Darren Hughes, Chief Executive

Posted on the 13th June 2024

The launch of the Conservative manifesto yesterday was conspicuously light on democratic policy with little mention by way of reforms desperately needed to strengthen our democracy.  

Voter ID Policy

The Conservatives made only one proposal to alter Voter ID which is to introduce Veterans ID cards as a valid form of voter ID. An issue we highlighted after an Afghan veteran was prevented from voting in the 2024 local elections. However, this does not address any of the underlying issues with this damaging and disproportionate policy. Even though there is overwhelming evidence shows that it is hindering access to voting rather than improving it.  

In the 2023 local elections 14,000 voters were prevented from exercising their right to vote due to invalid ID. This is not to mention the fact that this number is likely smaller than the actual amount of people who could not vote because of Voter ID and so did not show up to their polling booth.  

We have long campaigned for the unnecessary barrier to voting that Voter ID is to be scrapped. If not, for on the day verification of voters to be allowed so as many people as possible have access to the right to vote.  

English Devolution

The Conservatives commitment to English devolution is to be commended. However, the commendable introduction of regional English mayors is undermined by the change to the voting system used for them and for Police & Crime Commissioners. By replacing the Alternative Vote used to elect them with First Past the Post they are operating under a reduced mandate; an unsettling decision given the large budgets that regional mayors are in charge of.  

We also welcome the commitment to the principle of decisions being made as close to the communities they serve as possible. However, there are no proposals for the democratic changes needed to put this into practice which is disappointing.  

First Past the Post and the voting age

By maintaining the status quo of committing to First Past the Post over a proportionally representative voting system, the Conservative manifesto is misguided and would continue to undermine any mandate a government may achieve.  

In keeping First Past the Post as our voting system the UK would continue to perpetuate a politics that places the focus of an incoming government on only a few ‘swing seats’ which change hands between parties at elections. This leaves huge swathes of seats across the country politically ignored and left behind.  

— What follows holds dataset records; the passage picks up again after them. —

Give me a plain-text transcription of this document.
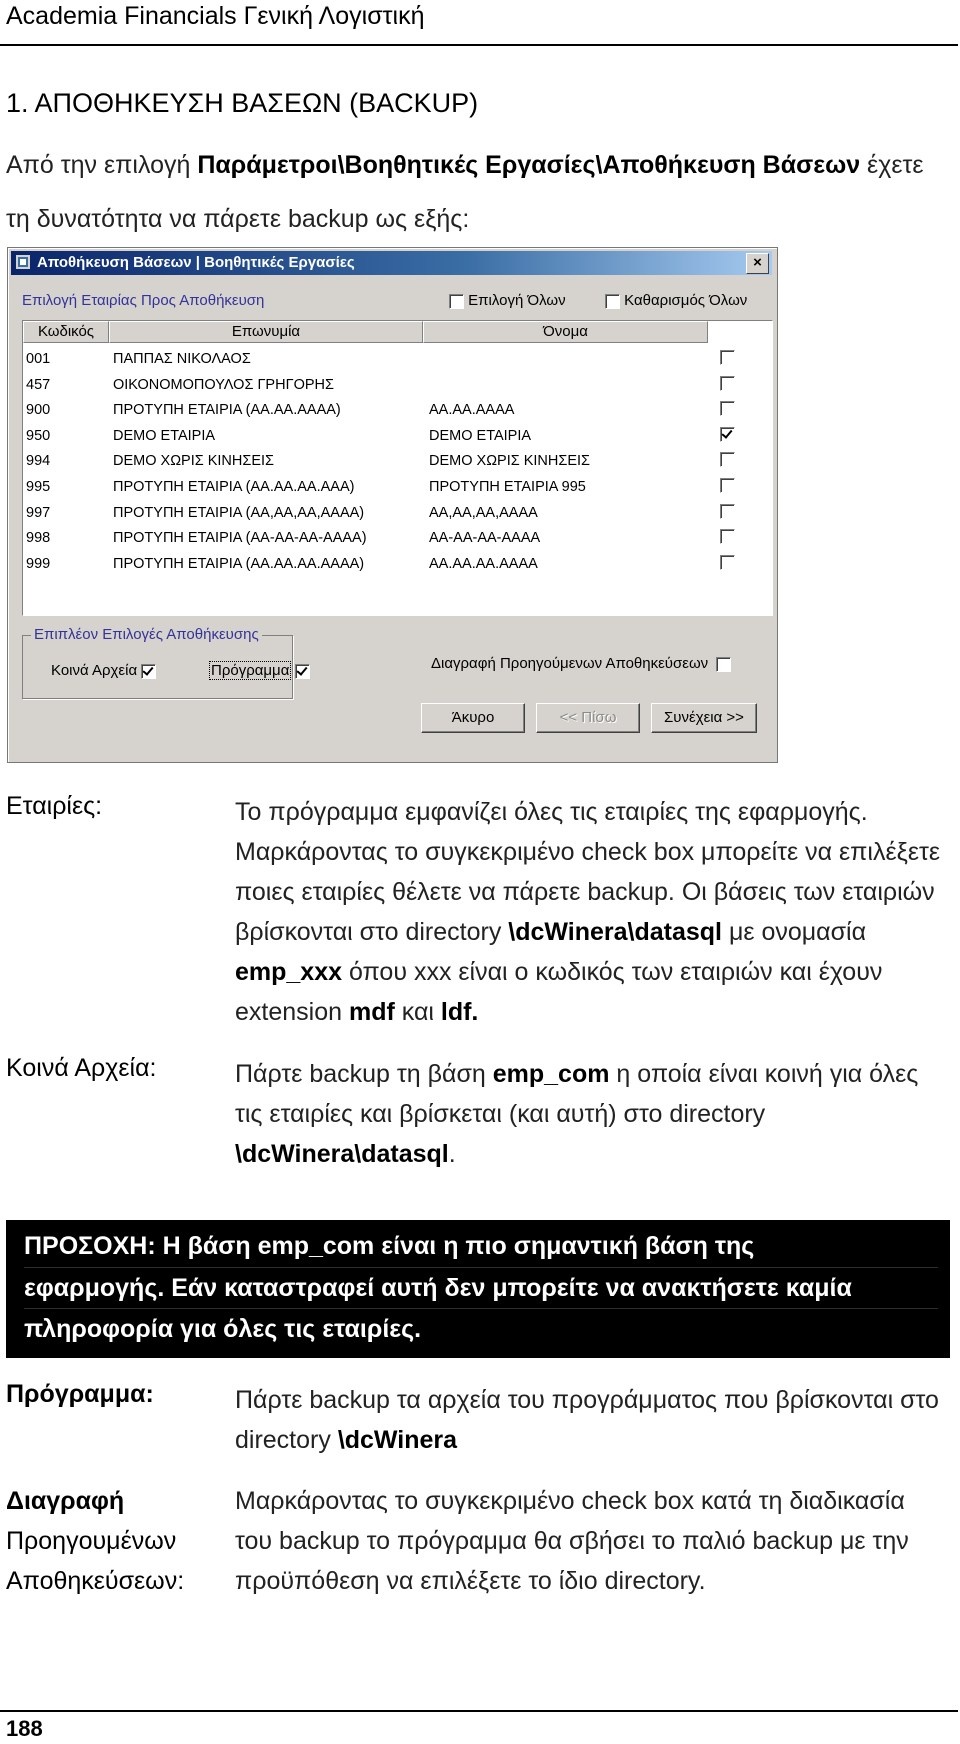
Academia Financials Γενική Λογιστική
1. ΑΠΟΘΗΚΕΥΣΗ ΒΑΣΕΩΝ (BACKUP)
Από την επιλογή Παράμετροι\Βοηθητικές Εργασίες\Αποθήκευση Βάσεων έχετε τη δυνατότητα να πάρετε backup ως εξής:
Αποθήκευση Βάσεων | Βοηθητικές Εργασίες	×
Επιλογή Εταιρίας Προς Αποθήκευση	Επιλογή Όλων	Καθαρισμός Όλων
Κωδικός	Επωνυμία	Όνομα
001	ΠΑΠΠΑΣ ΝΙΚΟΛΑΟΣ
457	ΟΙΚΟΝΟΜΟΠΟΥΛΟΣ ΓΡΗΓΟΡΗΣ
900	ΠΡΟΤΥΠΗ ΕΤΑΙΡΙΑ (ΑΑ.ΑΑ.ΑΑΑΑ)	ΑΑ.ΑΑ.ΑΑΑΑ
950	DEMO ΕΤΑΙΡΙΑ	DEMO ΕΤΑΙΡΙΑ
994	DEMO ΧΩΡΙΣ ΚΙΝΗΣΕΙΣ	DEMO ΧΩΡΙΣ ΚΙΝΗΣΕΙΣ
995	ΠΡΟΤΥΠΗ ΕΤΑΙΡΙΑ (ΑΑ.ΑΑ.ΑΑ.ΑΑΑ)	ΠΡΟΤΥΠΗ ΕΤΑΙΡΙΑ 995
997	ΠΡΟΤΥΠΗ ΕΤΑΙΡΙΑ (ΑΑ,ΑΑ,ΑΑ,ΑΑΑΑ)	ΑΑ,ΑΑ,ΑΑ,ΑΑΑΑ
998	ΠΡΟΤΥΠΗ ΕΤΑΙΡΙΑ (ΑΑ-ΑΑ-ΑΑ-ΑΑΑΑ)	ΑΑ-ΑΑ-ΑΑ-ΑΑΑΑ
999	ΠΡΟΤΥΠΗ ΕΤΑΙΡΙΑ (ΑΑ.ΑΑ.ΑΑ.ΑΑΑΑ)	ΑΑ.ΑΑ.ΑΑ.ΑΑΑΑ
Επιπλέον Επιλογές Αποθήκευσης
Κοινά Αρχεία	Πρόγραμμα	Διαγραφή Προηγούμενων Αποθηκεύσεων
Άκυρο	<< Πίσω	Συνέχεια >>
Εταιρίες:	Το πρόγραμμα εμφανίζει όλες τις εταιρίες της εφαρμογής. Μαρκάροντας το συγκεκριμένο check box μπορείτε να επιλέξετε ποιες εταιρίες θέλετε να πάρετε backup. Οι βάσεις των εταιριών βρίσκονται στο directory \dcWinera\datasql με ονομασία emp_xxx όπου xxx είναι ο κωδικός των εταιριών και έχουν extension mdf και ldf.
Κοινά Αρχεία:	Πάρτε backup τη βάση emp_com η οποία είναι κοινή για όλες τις εταιρίες και βρίσκεται (και αυτή) στο directory \dcWinera\datasql.
ΠΡΟΣΟΧΗ: Η βάση emp_com είναι η πιο σημαντική βάση της
εφαρμογής. Εάν καταστραφεί αυτή δεν μπορείτε να ανακτήσετε καμία
πληροφορία για όλες τις εταιρίες.
Πρόγραμμα:	Πάρτε backup τα αρχεία του προγράμματος που βρίσκονται στο directory \dcWinera
Διαγραφή
Προηγουμένων
Αποθηκεύσεων:
Μαρκάροντας το συγκεκριμένο check box κατά τη διαδικασία του backup το πρόγραμμα θα σβήσει το παλιό backup με την προϋπόθεση να επιλέξετε το ίδιο directory.
188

The missing pledge: House of Lords reform

Finally, there was a noticeable gap in policy pledges on the House of Lords. This is despite widespread, popular support for reform of the outdated and bloated Chamber. It is clear that the Lords, in its current form, is unsustainable. With around 800 members it is in the absurd situation of being the second largest legislative chamber in the world, second only to China’s National People’s Congress.  

For there to be no mention of reforming the Lords is disappointing given that it is essential in order to move the UK parliament into the 21st century and improve trust in our politics.